O mesmo diagnóstico - depressão - levou a marchadora Inês Henriques, campeã mundial dos 50 quilómetros marcha, em Londres 2017, a pedir ajuda antes de correr o Mundial em 2021. "Nem sempre é fácil, mas tento fazer uma gestão psicológica diferente e tento manter o equilíbrio", disse a atleta de 42 anos, que espera terminar a carreira em Paris 2024.

Rosa Mota, campeã olímpica na maratona em 1988, esteve presente e disse nunca ter sofrido de distúrbios do foro mental enquanto competia. "Nunca senti necessidade deste tipo de ajuda. Sempre adorei treinar, sempre adorei competir, entendi sempre a competição como um desafio e não tive medo dos meus desafios e acho que me saí bem", referiu.

Mas há quem tenha problemas e seja julgado por isso. "Existe o estigma e a discriminação. Muitas vezes é o próprio atleta que se auto-estigmatiza e tem vergonha de comunicar à família, ao treinador e aos próprios colegas que está em sofrimento psicológico, atrasando a procura de ajuda e a melhoria dos seus sintomas", revelou Maria João Heitor, presidente APPSM.
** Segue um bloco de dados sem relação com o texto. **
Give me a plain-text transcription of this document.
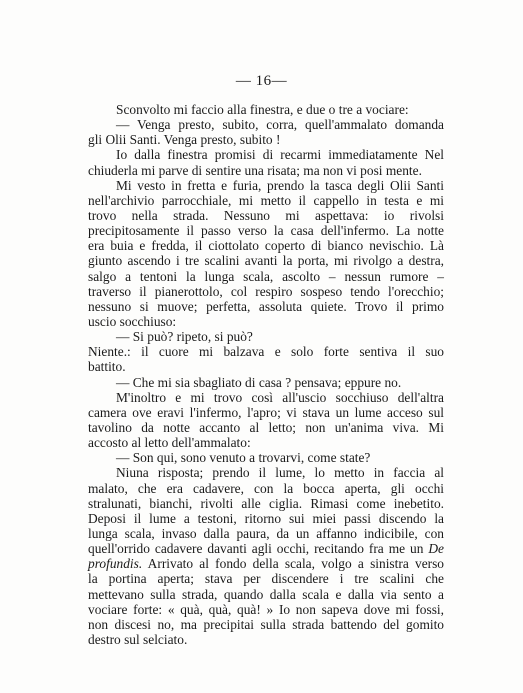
— 16—
Sconvolto mi faccio alla finestra, e due o tre a vociare:
— Venga presto, subito, corra, quell'ammalato domanda
gli Olii Santi. Venga presto, subito !
Io dalla finestra promisi di recarmi immediatamente Nel
chiuderla mi parve di sentire una risata; ma non vi posi mente.
Mi vesto in fretta e furia, prendo la tasca degli Olii Santi
nell'archivio parrocchiale, mi metto il cappello in testa e mi
trovo nella strada. Nessuno mi aspettava: io rivolsi
precipitosamente il passo verso la casa dell'infermo. La notte
era buia e fredda, il ciottolato coperto di bianco nevischio. Là
giunto ascendo i tre scalini avanti la porta, mi rivolgo a destra,
salgo a tentoni la lunga scala, ascolto – nessun rumore –
traverso il pianerottolo, col respiro sospeso tendo l'orecchio;
nessuno si muove; perfetta, assoluta quiete. Trovo il primo
uscio socchiuso:
— Si può? ripeto, si può?
Niente.: il cuore mi balzava e solo forte sentiva il suo
battito.
— Che mi sia sbagliato di casa ? pensava; eppure no.
M'inoltro e mi trovo così all'uscio socchiuso dell'altra
camera ove eravi l'infermo, l'apro; vi stava un lume acceso sul
tavolino da notte accanto al letto; non un'anima viva. Mi
accosto al letto dell'ammalato:
— Son qui, sono venuto a trovarvi, come state?
Niuna risposta; prendo il lume, lo metto in faccia al
malato, che era cadavere, con la bocca aperta, gli occhi
stralunati, bianchi, rivolti alle ciglia. Rimasi come inebetito.
Deposi il lume a testoni, ritorno sui miei passi discendo la
lunga scala, invaso dalla paura, da un affanno indicibile, con
quell'orrido cadavere davanti agli occhi, recitando fra me un De
profundis. Arrivato al fondo della scala, volgo a sinistra verso
la portina aperta; stava per discendere i tre scalini che
mettevano sulla strada, quando dalla scala e dalla via sento a
vociare forte: « quà, quà, quà! » Io non sapeva dove mi fossi,
non discesi no, ma precipitai sulla strada battendo del gomito
destro sul selciato.
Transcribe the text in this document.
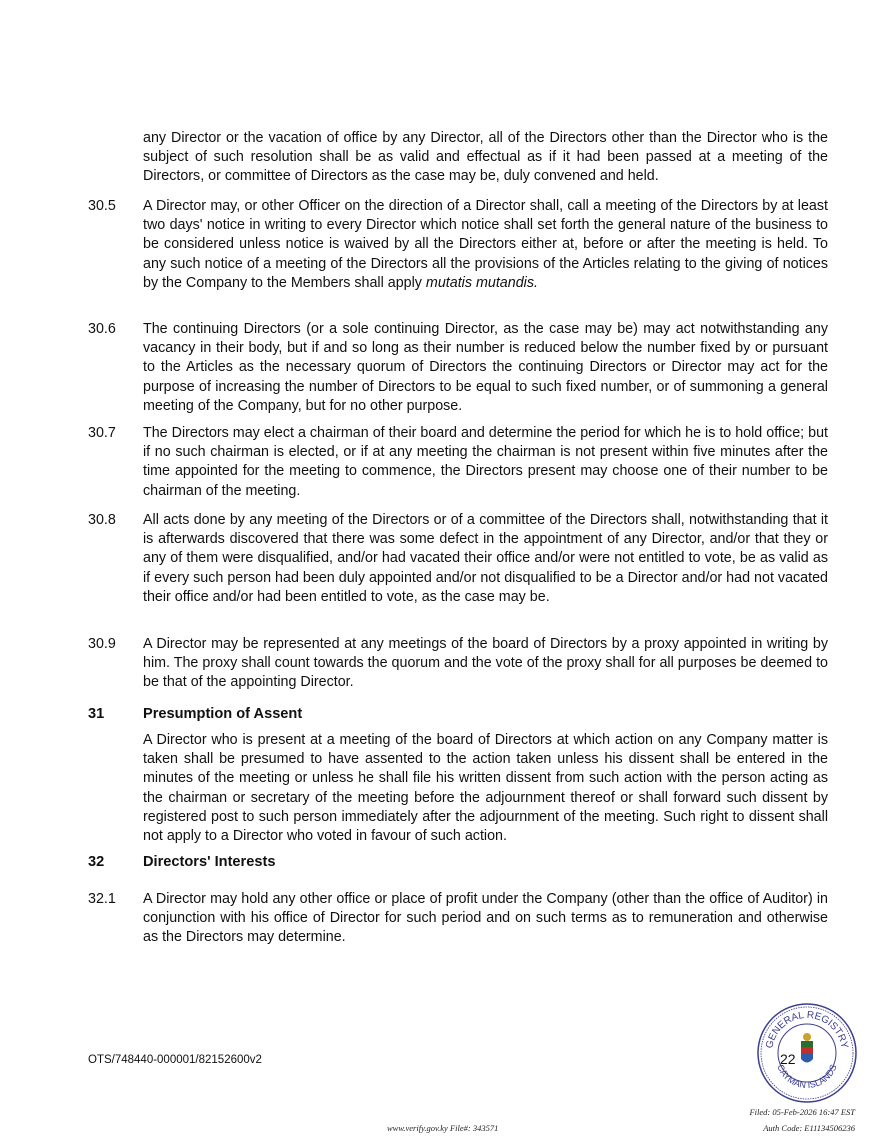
any Director or the vacation of office by any Director, all of the Directors other than the Director who is the subject of such resolution shall be as valid and effectual as if it had been passed at a meeting of the Directors, or committee of Directors as the case may be, duly convened and held.
30.5	A Director may, or other Officer on the direction of a Director shall, call a meeting of the Directors by at least two days' notice in writing to every Director which notice shall set forth the general nature of the business to be considered unless notice is waived by all the Directors either at, before or after the meeting is held. To any such notice of a meeting of the Directors all the provisions of the Articles relating to the giving of notices by the Company to the Members shall apply mutatis mutandis.
30.6	The continuing Directors (or a sole continuing Director, as the case may be) may act notwithstanding any vacancy in their body, but if and so long as their number is reduced below the number fixed by or pursuant to the Articles as the necessary quorum of Directors the continuing Directors or Director may act for the purpose of increasing the number of Directors to be equal to such fixed number, or of summoning a general meeting of the Company, but for no other purpose.
30.7	The Directors may elect a chairman of their board and determine the period for which he is to hold office; but if no such chairman is elected, or if at any meeting the chairman is not present within five minutes after the time appointed for the meeting to commence, the Directors present may choose one of their number to be chairman of the meeting.
30.8	All acts done by any meeting of the Directors or of a committee of the Directors shall, notwithstanding that it is afterwards discovered that there was some defect in the appointment of any Director, and/or that they or any of them were disqualified, and/or had vacated their office and/or were not entitled to vote, be as valid as if every such person had been duly appointed and/or not disqualified to be a Director and/or had not vacated their office and/or had been entitled to vote, as the case may be.
30.9	A Director may be represented at any meetings of the board of Directors by a proxy appointed in writing by him. The proxy shall count towards the quorum and the vote of the proxy shall for all purposes be deemed to be that of the appointing Director.
31	Presumption of Assent
A Director who is present at a meeting of the board of Directors at which action on any Company matter is taken shall be presumed to have assented to the action taken unless his dissent shall be entered in the minutes of the meeting or unless he shall file his written dissent from such action with the person acting as the chairman or secretary of the meeting before the adjournment thereof or shall forward such dissent by registered post to such person immediately after the adjournment of the meeting. Such right to dissent shall not apply to a Director who voted in favour of such action.
32	Directors' Interests
32.1	A Director may hold any other office or place of profit under the Company (other than the office of Auditor) in conjunction with his office of Director for such period and on such terms as to remuneration and otherwise as the Directors may determine.
OTS/748440-000001/82152600v2
GENERAL REGISTRY
CAYMAN ISLANDS
22
Filed: 05-Feb-2026 16:47 EST
Auth Code: E11134506236
www.verify.gov.ky File#: 343571
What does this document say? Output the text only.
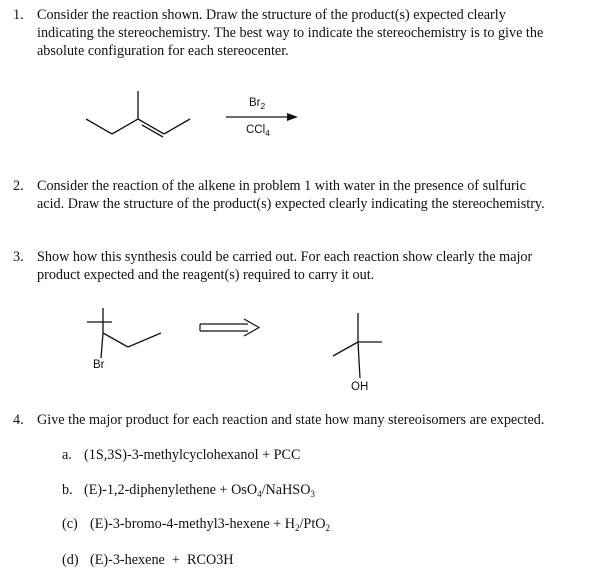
1. Consider the reaction shown. Draw the structure of the product(s) expected clearly
indicating the stereochemistry. The best way to indicate the stereochemistry is to give the
absolute configuration for each stereocenter.
$Br_2$
CCl$_4$
2. Consider the reaction of the alkene in problem 1 with water in the presence of sulfuric
acid. Draw the structure of the product(s) expected clearly indicating the stereochemistry.
3. Show how this synthesis could be carried out. For each reaction show clearly the major
product expected and the reagent(s) required to carry it out.
Br
OH
4. Give the major product for each reaction and state how many stereoisomers are expected.
a. (1S,3S)-3-methylcyclohexanol + PCC
b. (E)-1,2-diphenylethene + OsO$_4$/NaHSO$_3$
(c) (E)-3-bromo-4-methyl3-hexene + $H_2/PtO_2$
(d) (E)-3-hexene  +  RCO3H
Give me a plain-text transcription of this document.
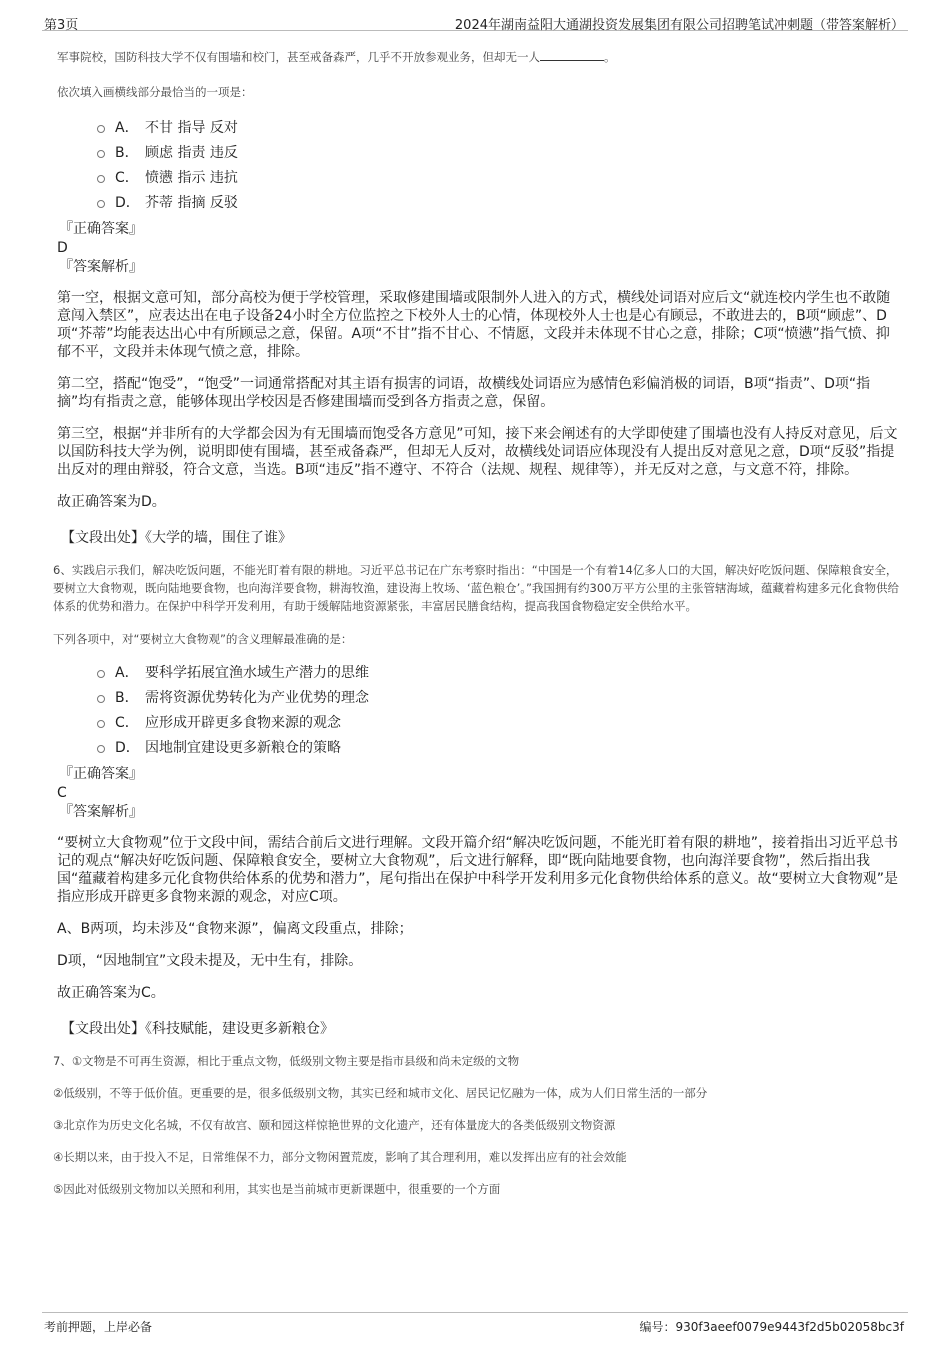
第3页	2024年湖南益阳大通湖投资发展集团有限公司招聘笔试冲刺题（带答案解析）
军事院校，国防科技大学不仅有围墙和校门，甚至戒备森严，几乎不开放参观业务，但却无一人	。
依次填入画横线部分最恰当的一项是：
A． 不甘 指导 反对
B． 顾虑 指责 违反
C． 愤懑 指示 违抗
D． 芥蒂 指摘 反驳
『正确答案』
D
『答案解析』
第一空，根据文意可知，部分高校为便于学校管理，采取修建围墙或限制外人进入的方式，横线处词语对应后文“就连校内学生也不敢随意闯入禁区”，应表达出在电子设备24小时全方位监控之下校外人士的心情，体现校外人士也是心有顾忌，不敢进去的，B项“顾虑”、D项“芥蒂”均能表达出心中有所顾忌之意，保留。A项“不甘”指不甘心、不情愿，文段并未体现不甘心之意，排除；C项“愤懑”指气愤、抑郁不平，文段并未体现气愤之意，排除。
第二空，搭配“饱受”，“饱受”一词通常搭配对其主语有损害的词语，故横线处词语应为感情色彩偏消极的词语，B项“指责”、D项“指摘”均有指责之意，能够体现出学校因是否修建围墙而受到各方指责之意，保留。
第三空，根据“并非所有的大学都会因为有无围墙而饱受各方意见”可知，接下来会阐述有的大学即使建了围墙也没有人持反对意见，后文以国防科技大学为例，说明即使有围墙，甚至戒备森严，但却无人反对，故横线处词语应体现没有人提出反对意见之意，D项“反驳”指提出反对的理由辩驳，符合文意，当选。B项“违反”指不遵守、不符合（法规、规程、规律等），并无反对之意，与文意不符，排除。
故正确答案为D。
【文段出处】《大学的墙，围住了谁》
6、实践启示我们，解决吃饭问题，不能光盯着有限的耕地。习近平总书记在广东考察时指出：“中国是一个有着14亿多人口的大国，解决好吃饭问题、保障粮食安全，要树立大食物观，既向陆地要食物，也向海洋要食物，耕海牧渔，建设海上牧场、‘蓝色粮仓’。”我国拥有约300万平方公里的主张管辖海域，蕴藏着构建多元化食物供给体系的优势和潜力。在保护中科学开发利用，有助于缓解陆地资源紧张，丰富居民膳食结构，提高我国食物稳定安全供给水平。
下列各项中，对“要树立大食物观”的含义理解最准确的是：
A． 要科学拓展宜渔水域生产潜力的思维
B． 需将资源优势转化为产业优势的理念
C． 应形成开辟更多食物来源的观念
D． 因地制宜建设更多新粮仓的策略
『正确答案』
C
『答案解析』
“要树立大食物观”位于文段中间，需结合前后文进行理解。文段开篇介绍“解决吃饭问题，不能光盯着有限的耕地”，接着指出习近平总书记的观点“解决好吃饭问题、保障粮食安全，要树立大食物观”，后文进行解释，即“既向陆地要食物，也向海洋要食物”，然后指出我国“蕴藏着构建多元化食物供给体系的优势和潜力”，尾句指出在保护中科学开发利用多元化食物供给体系的意义。故“要树立大食物观”是指应形成开辟更多食物来源的观念，对应C项。
A、B两项，均未涉及“食物来源”，偏离文段重点，排除；
D项，“因地制宜”文段未提及，无中生有，排除。
故正确答案为C。
【文段出处】《科技赋能，建设更多新粮仓》
7、①文物是不可再生资源，相比于重点文物，低级别文物主要是指市县级和尚未定级的文物
②低级别，不等于低价值。更重要的是，很多低级别文物，其实已经和城市文化、居民记忆融为一体，成为人们日常生活的一部分
③北京作为历史文化名城，不仅有故宫、颐和园这样惊艳世界的文化遗产，还有体量庞大的各类低级别文物资源
④长期以来，由于投入不足，日常维保不力，部分文物闲置荒废，影响了其合理利用，难以发挥出应有的社会效能
⑤因此对低级别文物加以关照和利用，其实也是当前城市更新课题中，很重要的一个方面
考前押题，上岸必备	编号：930f3aeef0079e9443f2d5b02058bc3f
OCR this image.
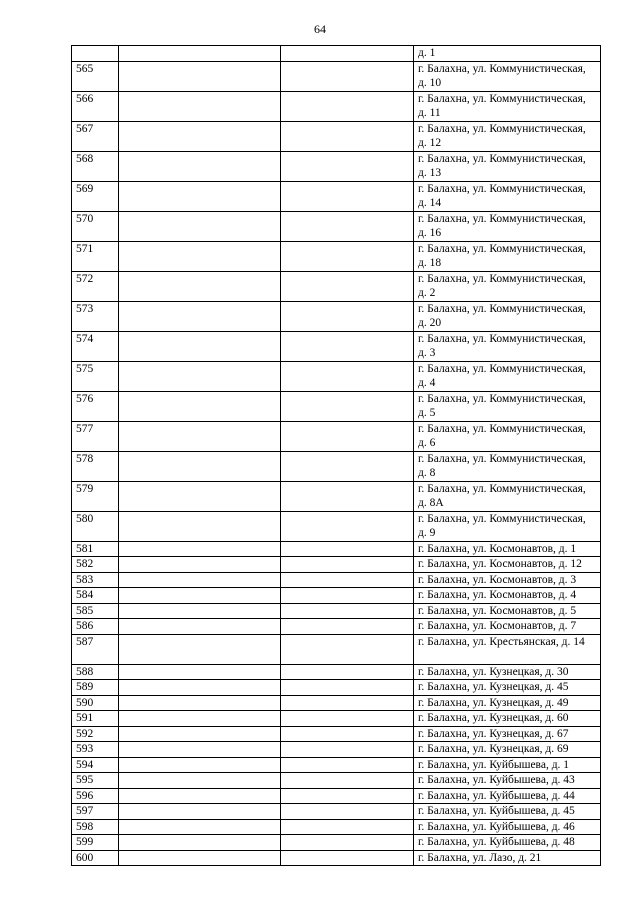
64
			д. 1
565			г. Балахна, ул. Коммунистическая, д. 10
566			г. Балахна, ул. Коммунистическая, д. 11
567			г. Балахна, ул. Коммунистическая, д. 12
568			г. Балахна, ул. Коммунистическая, д. 13
569			г. Балахна, ул. Коммунистическая, д. 14
570			г. Балахна, ул. Коммунистическая, д. 16
571			г. Балахна, ул. Коммунистическая, д. 18
572			г. Балахна, ул. Коммунистическая, д. 2
573			г. Балахна, ул. Коммунистическая, д. 20
574			г. Балахна, ул. Коммунистическая, д. 3
575			г. Балахна, ул. Коммунистическая, д. 4
576			г. Балахна, ул. Коммунистическая, д. 5
577			г. Балахна, ул. Коммунистическая, д. 6
578			г. Балахна, ул. Коммунистическая, д. 8
579			г. Балахна, ул. Коммунистическая, д. 8А
580			г. Балахна, ул. Коммунистическая, д. 9
581			г. Балахна, ул. Космонавтов, д. 1
582			г. Балахна, ул. Космонавтов, д. 12
583			г. Балахна, ул. Космонавтов, д. 3
584			г. Балахна, ул. Космонавтов, д. 4
585			г. Балахна, ул. Космонавтов, д. 5
586			г. Балахна, ул. Космонавтов, д. 7
587			г. Балахна, ул. Крестьянская, д. 14
588			г. Балахна, ул. Кузнецкая, д. 30
589			г. Балахна, ул. Кузнецкая, д. 45
590			г. Балахна, ул. Кузнецкая, д. 49
591			г. Балахна, ул. Кузнецкая, д. 60
592			г. Балахна, ул. Кузнецкая, д. 67
593			г. Балахна, ул. Кузнецкая, д. 69
594			г. Балахна, ул. Куйбышева, д. 1
595			г. Балахна, ул. Куйбышева, д. 43
596			г. Балахна, ул. Куйбышева, д. 44
597			г. Балахна, ул. Куйбышева, д. 45
598			г. Балахна, ул. Куйбышева, д. 46
599			г. Балахна, ул. Куйбышева, д. 48
600			г. Балахна, ул. Лазо, д. 21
Pós-carreira é um problema

Analiza Silva, coordenadora do programa Champ4life da Faculdade de Motricidade Humana da Universidade de Lisboa, revelou que um grupo de 94 ex-atletas submetido a um estudo - 12 sessões educacionais sobre tópicos que incluíram a dieta e os comportamentos alimentares, atividade física e comportamento sedentário - melhorou diversos parâmetros ligados à saúde mental e à qualidade de vida, nomeadamente a capacidade funcional em 16%, a saúde geral em 38% e a vitalidade em 53%.

O que fazer com estes resultados, é agora a questão.